In real life, the bad guy doesn’t always get killed off, but that doesn’t change the fact we don’t like him. And ultimately, bad guys get what they deserve. They end up alone, or worse, surrounded and yet lonely. They may take advantage of people but the world doesn’t run on money or fame, it runs on love, and when you take advantage of people, you end up without love.
The other problem with real life is it’s hard to tell whether or not you are the bad guy. We all believe we are the good guy or that our words and actions are justified. The other day I lost my temper at a stranger. I really let them have it. I still feel like they deserved it. It was a bully situation in which somebody was being threatened. But I went too far, honestly. I pretty much said things that person will be thinking about for years. I went for the jugular and put him in his place. Or perhaps it went in one ear and out the other, I don’t know. But regardless, I was thinking about that today, and realized that the things I said could be placed word for word into a film in which the character that said it got “what they deserved” at the end and nobody would really care. Stink. Can’t believe I said those things.
The point is, story can teach us something about what we should and shouldn’t say or do. Before you unload on your spouse or kids, ask yourself if a character in a movie treated their wife or husband the way you are about to treat your wife or husband, would they be the good guy or the bad guy? Story can help us step outside ourselves and see a dynamic with more wisdom.

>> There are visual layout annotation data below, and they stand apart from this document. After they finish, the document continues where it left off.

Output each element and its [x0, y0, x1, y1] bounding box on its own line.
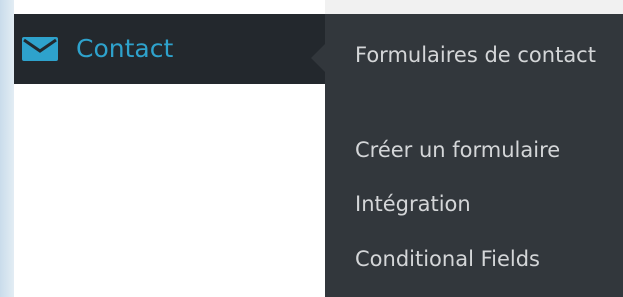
- submenu-item-conditional-fields[interactable]: Conditional Fields: [355, 244, 605, 274]
- submenu-item-create-form[interactable]: Créer un formulaire: [355, 135, 605, 165]
- contact-submenu: Formulaires de contact Créer un formulai…: [311, 14, 623, 297]
- sidebar-item-contact[interactable]: Contact: [14, 14, 325, 84]
- submenu-item-integration[interactable]: Intégration: [355, 189, 605, 219]
- header-overflow: [325, 0, 623, 14]
- sidebar-item-label: Contact: [76, 34, 174, 63]
- mail-icon: [22, 37, 58, 61]
- submenu-item-contact-forms[interactable]: Formulaires de contact: [355, 40, 605, 70]
- submenu-pointer: [311, 44, 325, 72]
- window-edge: [0, 0, 14, 297]
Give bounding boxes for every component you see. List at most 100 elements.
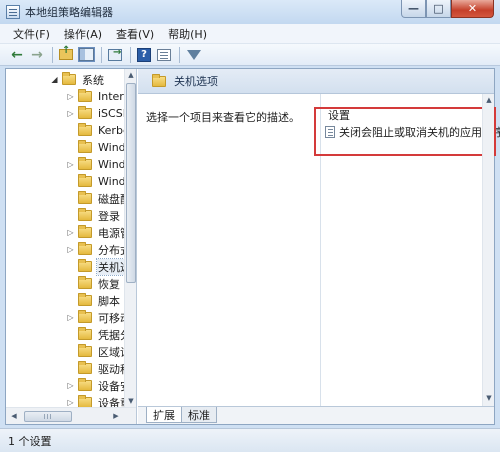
tree-item[interactable]: 凭据分 xyxy=(66,326,124,343)
tree-item-label: 关机选 xyxy=(96,257,124,276)
minimize-button[interactable]: — xyxy=(401,0,426,18)
tree-item[interactable]: ▷ Intern xyxy=(66,88,124,105)
collapsed-triangle-icon[interactable]: ▷ xyxy=(66,92,75,101)
collapsed-triangle-icon[interactable]: ▷ xyxy=(66,313,75,322)
collapsed-triangle-icon[interactable]: ▷ xyxy=(66,160,75,169)
tree-item[interactable]: 恢复 xyxy=(66,275,121,292)
tree-horizontal-scrollbar[interactable]: ◀ III ▶ xyxy=(6,407,136,424)
folder-icon xyxy=(78,395,92,407)
tree-item-label: 设备重 xyxy=(98,396,124,408)
console-tree-icon xyxy=(77,47,95,62)
folder-icon xyxy=(78,174,92,187)
properties-button[interactable] xyxy=(155,46,173,64)
scroll-right-arrow-icon[interactable]: ▶ xyxy=(110,410,122,422)
close-button[interactable]: ✕ xyxy=(451,0,494,18)
export-list-icon xyxy=(108,47,122,61)
toolbar-separator xyxy=(130,46,131,63)
tree-item[interactable]: 脚本 xyxy=(66,292,121,309)
folder-icon xyxy=(78,89,92,102)
tree-item[interactable]: Windo xyxy=(66,173,124,190)
tree-item[interactable]: ▷ iSCSI xyxy=(66,105,124,122)
tree-item[interactable]: 驱动程 xyxy=(66,360,124,377)
tree-vertical-scrollbar[interactable]: ▲ ▼ xyxy=(124,69,136,407)
back-arrow-icon[interactable]: ← xyxy=(8,46,26,64)
menu-help[interactable]: 帮助(H) xyxy=(161,26,214,42)
menu-action[interactable]: 操作(A) xyxy=(57,26,109,42)
tree-item[interactable]: 区域设 xyxy=(66,343,124,360)
details-pane: 关机选项 选择一个项目来查看它的描述。 设置 关闭会阻止或取消关机的应用程序的 … xyxy=(138,69,500,424)
tree-item-label: iSCSI xyxy=(98,107,124,120)
collapsed-triangle-icon[interactable]: ▷ xyxy=(66,381,75,390)
details-title: 关机选项 xyxy=(174,75,218,88)
folder-icon xyxy=(78,208,92,221)
folder-icon xyxy=(78,259,92,272)
description-text: 选择一个项目来查看它的描述。 xyxy=(146,111,300,124)
help-button[interactable]: ? xyxy=(135,46,153,64)
scroll-down-arrow-icon[interactable]: ▼ xyxy=(125,395,136,407)
tab-standard[interactable]: 标准 xyxy=(181,407,217,423)
collapsed-triangle-icon[interactable]: ▷ xyxy=(66,245,75,254)
tree-item[interactable]: ◢ 系统 xyxy=(50,71,105,88)
tree-item[interactable]: ▷ 电源管 xyxy=(66,224,124,241)
toolbar-separator xyxy=(179,46,180,63)
scroll-up-arrow-icon[interactable]: ▲ xyxy=(125,69,136,81)
collapsed-triangle-icon[interactable]: ▷ xyxy=(66,398,75,407)
up-folder-button[interactable] xyxy=(57,45,75,64)
filter-button[interactable] xyxy=(184,46,202,64)
tree-item[interactable]: Kerbe xyxy=(66,122,124,139)
folder-icon xyxy=(78,242,92,255)
forward-arrow-icon[interactable]: → xyxy=(28,46,46,64)
tree-item[interactable]: 登录 xyxy=(66,207,121,224)
details-vertical-scrollbar[interactable]: ▲ ▼ xyxy=(482,94,494,406)
collapsed-triangle-icon[interactable]: ▷ xyxy=(66,109,75,118)
console-tree: ◢ 系统 ▷ Intern ▷ iSCSI Kerbe Windo ▷ Windo Windo 磁盘配… xyxy=(6,69,124,407)
tree-item[interactable]: ▷ 分布式 xyxy=(66,241,124,258)
tree-item-label: Windo xyxy=(98,158,124,171)
tree-item-label: 登录 xyxy=(98,209,120,223)
tab-extended[interactable]: 扩展 xyxy=(146,407,182,423)
tree-item[interactable]: Windo xyxy=(66,139,124,156)
tree-item-label: 电源管 xyxy=(98,226,124,240)
folder-icon xyxy=(78,293,92,306)
folder-icon xyxy=(78,191,92,204)
maximize-button[interactable]: □ xyxy=(426,0,451,18)
toolbar-separator xyxy=(52,46,53,63)
tree-item[interactable]: 关机选 xyxy=(66,257,124,276)
window-title: 本地组策略编辑器 xyxy=(25,6,113,19)
tree-vscroll-thumb[interactable] xyxy=(126,83,136,283)
tree-item[interactable]: ▷ 设备安 xyxy=(66,377,124,394)
folder-icon xyxy=(78,361,92,374)
console-tree-pane: ◢ 系统 ▷ Intern ▷ iSCSI Kerbe Windo ▷ Windo Windo 磁盘配… xyxy=(6,69,137,424)
scroll-up-arrow-icon[interactable]: ▲ xyxy=(483,94,495,106)
expanded-triangle-icon[interactable]: ◢ xyxy=(50,75,59,84)
scroll-left-arrow-icon[interactable]: ◀ xyxy=(8,410,20,422)
tree-item-label: 恢复 xyxy=(98,277,120,291)
tree-item-label: Windo xyxy=(98,141,124,154)
tree-item[interactable]: ▷ 设备重 xyxy=(66,394,124,407)
folder-icon xyxy=(78,157,92,170)
tree-item-label: 分布式 xyxy=(98,243,124,257)
tree-item[interactable]: ▷ Windo xyxy=(66,156,124,173)
menu-view[interactable]: 查看(V) xyxy=(109,26,161,42)
collapsed-triangle-icon[interactable]: ▷ xyxy=(66,228,75,237)
tree-item-label: 驱动程 xyxy=(98,362,124,376)
export-list-button[interactable] xyxy=(106,46,124,64)
scroll-down-arrow-icon[interactable]: ▼ xyxy=(483,392,495,404)
folder-icon xyxy=(78,327,92,340)
folder-icon xyxy=(62,72,76,85)
menu-file[interactable]: 文件(F) xyxy=(6,26,57,42)
tree-item-label: 系统 xyxy=(82,73,104,87)
toolbar-separator xyxy=(101,46,102,63)
tree-hscroll-thumb[interactable]: III xyxy=(24,411,72,422)
tree-item[interactable]: 磁盘配 xyxy=(66,190,124,207)
tree-item-label: 设备安 xyxy=(98,379,124,393)
tree-item-label: Windo xyxy=(98,175,124,188)
tree-item[interactable]: ▷ 可移动 xyxy=(66,309,124,326)
folder-icon xyxy=(78,310,92,323)
folder-icon xyxy=(78,276,92,289)
show-hide-tree-button[interactable] xyxy=(77,46,95,64)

The sad truth is, good guys often get taken advantage of. When I lose my temper, it’s usually because I don’t want to get taken advantage of, I don’t want to be disrespected. I’ve stepped into a game in which people are keeping score, and I’m determined not to lose. But the truth is, there is no game, it’s just a hoax, and the only way to show others there is no game is to lose and show how much it didn’t matter. Perhaps that’s why Jesus asks us to turn the other cheek, to give our shirt to somebody who asks for our coat and so forth. He wants us to show people we aren’t playing their game.